System: The Horrid Form costs two blood points to awaken. All Physical Attributes increase by three, but all Social Attributes drop to zero, except when dealing with others also in Horrid Form. However, a vampire in Horrid Form who is trying to intimidate someone may substitute Strength for a Social Attribute. Damage inflicted in brawling combat increases by one due to the jagged ridges and bony knobs creasing the creature’s hands.

[+/-] Bloodform

Bloodform
V20 Core, pg 242

A vampire with this power can physically transform all or part of her body into sentient vitae. This blood is in all respects identical to the vampire’s normal vitae; she can use it to nourish herself or others, create ghouls, or establish blood bonds. If all this blood is imbibed or otherwise destroyed, the vampire meets Final Death.
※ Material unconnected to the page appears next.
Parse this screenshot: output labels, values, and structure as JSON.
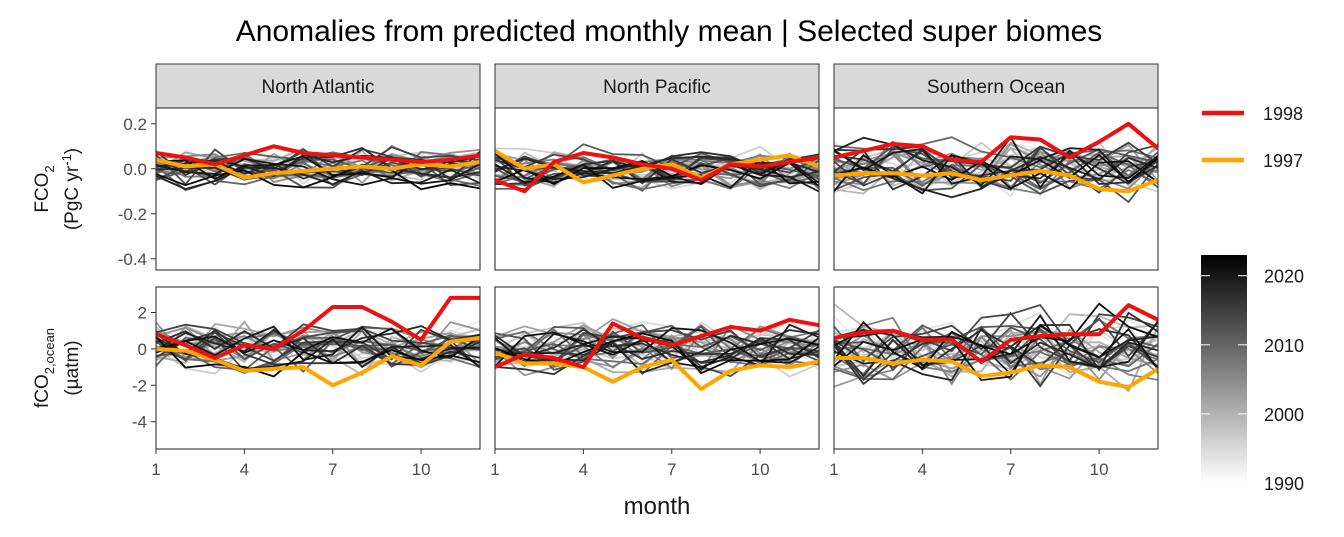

System: The vampire may transform all or part of herself as she deems fit. Each leg can turn into two blood points worth of vitae, as can the torso; each arm, the head, and the abdomen convert to one blood point each. The blood can be reconverted to the body part, provided it is in contact with the vampire. If the blood has been utilized or destroyed, the vampire must spend a number of blood points equal to what was originally created to regrow the missing body part.

A vampire entirely in this form may not be staked, cut, bludgeoned, or pierced, but can be burned or exposed to the sun. The vampire may ooze along, drip up walls, and flow through the narrowest cracks, as though she were in Tenebrous Form (p. 190).

Mental Disciplines may be used, provided no eye contact or vocal utterance is necessary, although the vampire can perceive her surroundings just fine (but the perceptions are always centered on the largest pool of blood). If a vampire in this form “washes” over a mortal or animal, that mortal must make a Courage roll (difficulty 8) or fly into a panic.